На других скамейках сидели и дышали прохладным вечерним воздухом мои коллеги-писатели, имена которых я так и не удосужился узнать, а также и жены писателей, с которыми я и подавно не был знаком. При виде экипажа они оживились.
Проворно подскочив к пролетке, я подал руку безупречно одетой Ксении, и она величественно сошла. Литераторы, а также их жены, а также случайно оказавшиеся у крыльца посторонние граждане взирали на этот спектакль ошеломленно.
Ксюша знакомым жестом подхватила подол платья.
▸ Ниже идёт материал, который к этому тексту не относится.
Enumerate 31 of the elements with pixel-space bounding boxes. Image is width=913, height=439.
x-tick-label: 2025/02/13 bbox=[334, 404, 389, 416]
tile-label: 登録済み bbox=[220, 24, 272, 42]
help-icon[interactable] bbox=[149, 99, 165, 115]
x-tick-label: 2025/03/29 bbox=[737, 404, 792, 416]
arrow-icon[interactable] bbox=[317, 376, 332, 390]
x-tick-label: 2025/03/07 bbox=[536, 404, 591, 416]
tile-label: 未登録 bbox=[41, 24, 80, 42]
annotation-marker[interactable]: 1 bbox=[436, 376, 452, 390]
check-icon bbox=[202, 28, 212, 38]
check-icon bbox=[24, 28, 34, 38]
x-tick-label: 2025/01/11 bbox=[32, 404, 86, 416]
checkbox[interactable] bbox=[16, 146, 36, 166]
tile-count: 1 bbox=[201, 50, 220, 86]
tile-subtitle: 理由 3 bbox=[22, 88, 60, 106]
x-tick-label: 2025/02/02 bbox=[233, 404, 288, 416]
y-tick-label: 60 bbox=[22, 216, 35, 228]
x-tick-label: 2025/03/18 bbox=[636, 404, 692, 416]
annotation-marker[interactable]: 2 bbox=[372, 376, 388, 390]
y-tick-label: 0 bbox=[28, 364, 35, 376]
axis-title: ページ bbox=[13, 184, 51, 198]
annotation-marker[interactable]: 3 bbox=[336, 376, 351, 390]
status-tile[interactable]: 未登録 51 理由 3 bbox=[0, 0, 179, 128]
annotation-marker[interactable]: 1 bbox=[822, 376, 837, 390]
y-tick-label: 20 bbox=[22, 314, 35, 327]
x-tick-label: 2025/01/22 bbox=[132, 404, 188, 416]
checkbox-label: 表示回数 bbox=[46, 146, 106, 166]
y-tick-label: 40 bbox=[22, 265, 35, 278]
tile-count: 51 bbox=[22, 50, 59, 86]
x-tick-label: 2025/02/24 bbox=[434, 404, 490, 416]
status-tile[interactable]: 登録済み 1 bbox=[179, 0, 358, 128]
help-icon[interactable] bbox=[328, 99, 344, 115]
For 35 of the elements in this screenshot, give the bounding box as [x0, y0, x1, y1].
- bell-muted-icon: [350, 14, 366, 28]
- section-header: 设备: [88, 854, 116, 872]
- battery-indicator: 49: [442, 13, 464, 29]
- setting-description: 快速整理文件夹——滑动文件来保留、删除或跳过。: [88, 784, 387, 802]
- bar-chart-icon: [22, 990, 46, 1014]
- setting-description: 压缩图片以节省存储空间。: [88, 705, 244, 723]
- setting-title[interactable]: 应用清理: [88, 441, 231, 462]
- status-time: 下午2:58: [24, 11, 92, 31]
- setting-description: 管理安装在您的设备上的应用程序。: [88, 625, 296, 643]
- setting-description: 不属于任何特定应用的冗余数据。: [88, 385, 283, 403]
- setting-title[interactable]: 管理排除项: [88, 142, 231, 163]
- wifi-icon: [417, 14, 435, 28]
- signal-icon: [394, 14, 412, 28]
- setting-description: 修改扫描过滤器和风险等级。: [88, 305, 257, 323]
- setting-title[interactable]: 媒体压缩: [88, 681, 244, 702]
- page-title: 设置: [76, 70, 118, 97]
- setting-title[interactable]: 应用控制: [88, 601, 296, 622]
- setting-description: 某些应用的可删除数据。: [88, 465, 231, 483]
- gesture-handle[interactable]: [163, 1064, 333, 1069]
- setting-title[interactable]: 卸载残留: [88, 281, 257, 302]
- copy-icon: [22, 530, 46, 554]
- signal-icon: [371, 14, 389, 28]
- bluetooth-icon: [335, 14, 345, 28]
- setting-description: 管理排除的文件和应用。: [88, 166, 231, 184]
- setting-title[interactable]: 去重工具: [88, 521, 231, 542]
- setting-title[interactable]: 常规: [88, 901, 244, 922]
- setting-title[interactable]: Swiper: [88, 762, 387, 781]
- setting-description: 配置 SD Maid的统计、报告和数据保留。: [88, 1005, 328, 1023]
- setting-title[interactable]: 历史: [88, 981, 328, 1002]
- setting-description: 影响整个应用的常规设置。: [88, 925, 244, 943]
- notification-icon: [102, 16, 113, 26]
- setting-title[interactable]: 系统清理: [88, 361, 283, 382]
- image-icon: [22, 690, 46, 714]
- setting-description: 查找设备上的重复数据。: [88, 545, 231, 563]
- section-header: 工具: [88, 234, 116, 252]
Мы взошли на крыльцо, миновали портик ионического ордера и вступили в полумрак вестибюля. По устланной ковровой дорожкой лестнице поднялись на третий этаж.
— У вас тут неплохо, — заметила Ксюша. — Чисто. И мебель хорошая. Всюду ковры. Пансион довольно богатый. А кому он принадлежит?
— Обществу писателей, — ответил я.
— Как много здесь вкусного! — воскликнула моя гостья, поглядев на приготовленное угощение. — Накорми меня поскорее, я страшно проголодалась!
Я сбегал за бутылкой шампанского, мы уселись и немедля приступили к трапезе. Ксения неустанно восхищалась.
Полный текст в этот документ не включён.